Le groupe financier Anaxago, spécialisée dans l'investissement alternatif, change ses statuts pour devenir une entreprise à mission. L’occasion de revenir sur l’implication du secteur financier dans la transition environnementale. Rencontre avec Joachim Dupont, fondateur et président du groupe aux 800 millions d’euros de collecte.

Décideurs. Qu’est-ce que le statut d’entreprise à mission a de particulier pour une société de gestion ?

Joachim Dupont. L’enjeu est double. Nous avons une responsabilité en interne, en tant qu’entreprise et à travers celles dans lesquelles nous investissons. Le rôle de la société de gestion est d’avoir un impact positif en matière d’investissement. Avec ce nouveau statut, nous répliquons ce double enjeu en intégrant un critère d’additionnalité, c’est-à-dire la contribution de l’investisseur permettant à l’entreprise ou au projet financé d’accroître l’impact positif généré en portant les questions de RSE ainsi que les thématiques ESG au sein des organes de gouvernance des entreprises que nous finançons.    

Qu’avez-vous choisi comme raison d’être ?

L’ADN d’Anaxago est d’ouvrir à chaque investisseur l’accès à un monde d’opportunités engagées. Historiquement, 30% de nos investissements sont déjà dirigés vers des projets à impact positif. L’objectif est de monter à 80 % et d’investir 100 millions d’euros supplémentaires dans les prochains mois, notamment dans la rénovation de bâtiments, des logements sociaux et dans la transition énergétique. Avec ce changement de statut, l’idée est que chaque euro investi dans Anaxago sera intégré à des enjeux de neutralité carbone ou à impact social.

"La vraie difficulté réside dans l’accompagnement des sociétés vers une neutralité carbone alors que leur service n’a pas de lien direct avec l’environnement ou l’impact social."

Quelles difficultés peuvent accompagner ce changement de statut ?

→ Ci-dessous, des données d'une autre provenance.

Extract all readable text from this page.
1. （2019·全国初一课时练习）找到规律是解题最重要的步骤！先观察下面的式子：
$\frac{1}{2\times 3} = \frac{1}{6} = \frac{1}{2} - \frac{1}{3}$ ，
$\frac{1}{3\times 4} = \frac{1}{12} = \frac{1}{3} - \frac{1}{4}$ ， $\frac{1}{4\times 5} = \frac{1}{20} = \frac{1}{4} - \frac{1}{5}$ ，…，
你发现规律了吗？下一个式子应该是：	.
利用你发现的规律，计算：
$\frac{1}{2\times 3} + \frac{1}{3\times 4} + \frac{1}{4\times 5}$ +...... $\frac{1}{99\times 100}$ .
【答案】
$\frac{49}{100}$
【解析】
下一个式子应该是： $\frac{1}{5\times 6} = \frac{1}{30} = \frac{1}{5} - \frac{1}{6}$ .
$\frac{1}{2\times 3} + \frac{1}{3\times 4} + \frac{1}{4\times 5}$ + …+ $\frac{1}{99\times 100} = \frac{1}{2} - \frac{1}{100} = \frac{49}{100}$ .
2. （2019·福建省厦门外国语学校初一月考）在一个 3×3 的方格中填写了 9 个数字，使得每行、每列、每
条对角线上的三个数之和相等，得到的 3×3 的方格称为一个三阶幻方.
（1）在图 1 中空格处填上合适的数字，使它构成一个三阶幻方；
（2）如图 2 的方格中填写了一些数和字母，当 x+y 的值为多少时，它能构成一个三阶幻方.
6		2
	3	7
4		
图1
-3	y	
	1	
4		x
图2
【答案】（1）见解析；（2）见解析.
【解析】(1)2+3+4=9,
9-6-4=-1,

La transition d’une entreprise passe par l’intention, la conduite du changement et la mesure de ce changement. Ce qui est un défi. Le statut d’entreprise à mission est déclaratif, la difficulté réside dans la mise en place de cette transition effective à chaque échelon de l’entreprise. La mesure des impacts concrets peut s’avérer complexe pour certains projets. Lorsque vous installez des panneaux photovoltaïques, il est facile de mesurer l’économie d’énergie, de même quand vous optimisez les dispositifs de réduction de consommation d’eau dans des hôtels, l’impact est immédiat et quantifiable. Dans la santé, un de nos secteurs cibles, il est plus délicat d’en mesurer les effets notamment dans les premières phases de vie du projet, toutefois l’impact social peut être évident en cas de succès. La vraie difficulté réside dans l’accompagnement des sociétés vers une neutralité carbone alors que leur service n’a pas de lien direct avec l’environnement ou l’impact social.

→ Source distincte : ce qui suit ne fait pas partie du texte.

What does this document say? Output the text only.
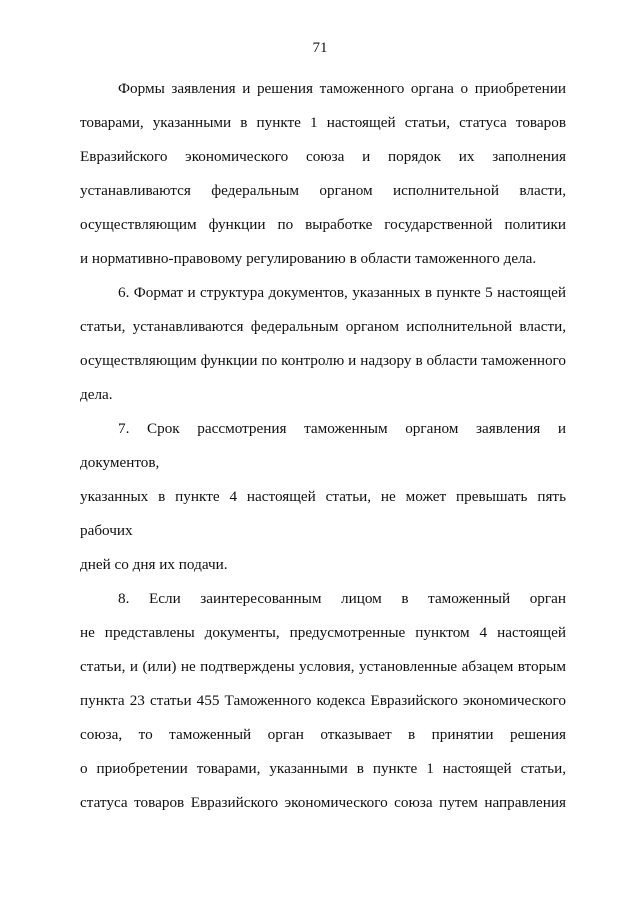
71

Формы заявления и решения таможенного органа о приобретении
товарами, указанными в пункте 1 настоящей статьи, статуса товаров
Евразийского экономического союза и порядок их заполнения
устанавливаются федеральным органом исполнительной власти,
осуществляющим функции по выработке государственной политики
и нормативно-правовому регулированию в области таможенного дела.

6. Формат и структура документов, указанных в пункте 5 настоящей
статьи, устанавливаются федеральным органом исполнительной власти,
осуществляющим функции по контролю и надзору в области таможенного
дела.

7. Срок рассмотрения таможенным органом заявления и документов,
указанных в пункте 4 настоящей статьи, не может превышать пять рабочих
дней со дня их подачи.

8. Если заинтересованным лицом в таможенный орган
не представлены документы, предусмотренные пунктом 4 настоящей
статьи, и (или) не подтверждены условия, установленные абзацем вторым
пункта 23 статьи 455 Таможенного кодекса Евразийского экономического
союза, то таможенный орган отказывает в принятии решения
о приобретении товарами, указанными в пункте 1 настоящей статьи,
статуса товаров Евразийского экономического союза путем направления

Chez Anaxago, nous concentrons nos investissements non plus sur la promotion mais sur la rénovation immobilière. Par ailleurs, nous accélérons dans la santé, notamment depuis l’intégration de Cap Horn Invest, avec qui nous avons participé au financement de Therapixel, éditeur d’une IA qui vise à améliorer la détection des cancers du sein. Et, chose rare pour le secteur, nous avons autant de femmes que d’hommes dans nos équipes. Enfin, globalement, nos ratios sociaux sont bons par rapport au secteur.

Le secteur financier est-il en retard ?

Les investissements socialement responsables ne sont pas nouveaux, la finance a été parmi les premiers secteurs à prendre en considération les enjeux ESG. Toutefois, l’impact réel de ces stratégies reste encore limité. Nous nous sommes longtemps reposés sur des stratégies d’exclusion ou une approche ESG peu contraignante,  mais cela ne suffit plus. Désormais, le secteur accélère sous l’impulsion des investisseurs et de la réglementation et c’est une bonne chose. Le véritable défi est de faire de l’investissement responsable une norme et non plus une exception. A nous d’aller encore plus loin, via des critères d’investissement réellement contraignants pour financer la transition énergétique et les enjeux de décarbonation au sens large.